On peut se demander aussi quelle position aurait adopté l’Algérie. Le projet, avorté, de Giscard a germé dans une période de grande tension entre les deux pays notamment en raison de la multiplication d’actes racistes contre des ressortissants algériens mais aussi d’attentats contre des représentations consulaires et communautaires. Mais il y avait effectivement des négociations en cours à propos des norias de travailleurs. Officiellement, c’est le gouvernement algérien qui a décidé, en 1973, d’interdire l’émigration économique à destination de la France.
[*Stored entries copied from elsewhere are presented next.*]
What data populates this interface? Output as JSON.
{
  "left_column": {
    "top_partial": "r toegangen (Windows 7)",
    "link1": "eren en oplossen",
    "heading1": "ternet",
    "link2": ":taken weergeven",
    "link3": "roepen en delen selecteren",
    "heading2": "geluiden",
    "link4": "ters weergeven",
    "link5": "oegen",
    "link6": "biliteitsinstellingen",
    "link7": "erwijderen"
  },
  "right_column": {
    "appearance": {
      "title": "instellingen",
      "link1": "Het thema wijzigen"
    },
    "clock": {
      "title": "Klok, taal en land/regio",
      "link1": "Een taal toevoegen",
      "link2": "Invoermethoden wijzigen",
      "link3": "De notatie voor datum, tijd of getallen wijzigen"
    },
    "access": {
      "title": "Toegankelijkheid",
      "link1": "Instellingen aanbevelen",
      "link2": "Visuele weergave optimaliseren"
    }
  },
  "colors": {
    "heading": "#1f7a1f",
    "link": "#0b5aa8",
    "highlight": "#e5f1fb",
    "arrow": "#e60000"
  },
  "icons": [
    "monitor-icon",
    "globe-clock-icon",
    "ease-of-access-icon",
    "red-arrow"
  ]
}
La partie française souhaitait quant à elle l’aide des autorités d’Alger pour organiser et faciliter les retours de travailleurs dont elle souhaitait qu’ils cèdent la place à des Français (un peu à l’image de ce qui est exigé aujourd’hui des pays subsahariens en ce qui concerne le renvoi des clandestins).
 
La mention relative aux « quotas d’enfants » est, quant à elle, loin d’être neutre. Nombre d’entre eux étant nés en France, ils avaient donc la nationalité française de par le droit du sol. Qu’aurait fait Giscard ? Expulser les pères et garder les fils et les filles ? Renvoyer aussi les enfants au mépris du droit ? Réfléchir à cet épisode bien peu glorieux de l’unique mandat giscardien ne consiste pas simplement à faire de la politique fiction. Cela démontre que cette idée de grande expulsion s’est concrétisée dans la tête d’un haut responsable politique. A l’heure où l’extrême-droite impose son discours, à l’heure où le Premier ministre Manuel Valls annonce que « l’islam sera un enjeu électoral » en 2017, à l’heure où islam, immigration et terrorisme se mélangent dans un flot continu d’informations alarmistes, on est en droit de s’interroger sur l’avenir.
 
Ce qui a été, sera ? Cette question divise. Elle est souvent abordée, dans tous les milieux sociaux issus de l’immigration, quelle que soit la forme et l’antériorité de cette dernière. Si Giscard a voulu le faire, qui dit que d’autres n’auront pas la même tentation ? L’intégration et l’ancrage dans le sol français, réels quoiqu’en disent les sceptiques et les fauteurs de troubles, sont-ils aussi irréversibles qu’on ne le pense ? On peut se laisser aller et écouter d’une oreille trop attentive les Cassandres. Mais on peut aussi faire confiance à ce que la France recèle de meilleur, de bon et de respectable. Car si Giscard a dû renoncer à son projet, c’est parce que des voix au sein même de son gouvernement s’y sont fermement opposées à l’image de Simone Veil, alors ministre de la santé. De hauts fonctionnaires ont tiré la sonnette d’alarme et le Conseil d’Etat a fait connaître son hostilité à une telle opération.
 
Par ailleurs, Patrick Weil est persuadé que si elle était lancée aujourd’hui, elle déclencherait une vive réaction d’une partie de la population et de la classe politique. Il n’a pas tort. Ce pays, ce vieux pays, a encore des ressorts humanistes et progressistes. Certes, et on le voit bien avec la question du traitement des migrants ou des clandestins, certains de ces ressorts semblent parfois rouillés. Mais tout de même, la France n’est pas (encore ?) ce genre de pays où l’on peut décider, comme c’est le cas par exemple dans les monarchies du Golfe, d’expulser du jour ou lendemain des dizaines de milliers d’étrangers. Cela doit conforter l’optimisme volontariste qui sied aux temps actuels. Mais cela ne doit pas faire baisser la vigilance car les nouveaux Giscard ne manquent pas dans l’échiquier politique français.
 
Enfin, et puisque l’on évoque les pays qui expulsent en masse des étrangers au mépris de la justice et des droits de la personne humaine, il est peut être temps que l’Algérie fasse amende honorable sur un épisode bien peu glorieux. Dans les années 1970, à l’heure où Giscard ourdissait son projet, le pouvoir de Houari Boumediene décidait d’expulser des dizaines de milliers de ressortissants marocains dont certains vivaient sur notre sol depuis plusieurs générations. Rien, pas même la rupture des relations diplomatiques avec le Maroc ou la question du Sahara occidental, ne pouvait, ne peut toujours pas, excuser un tel déni d’humanité.

(*) Le sens de la République, Grasset.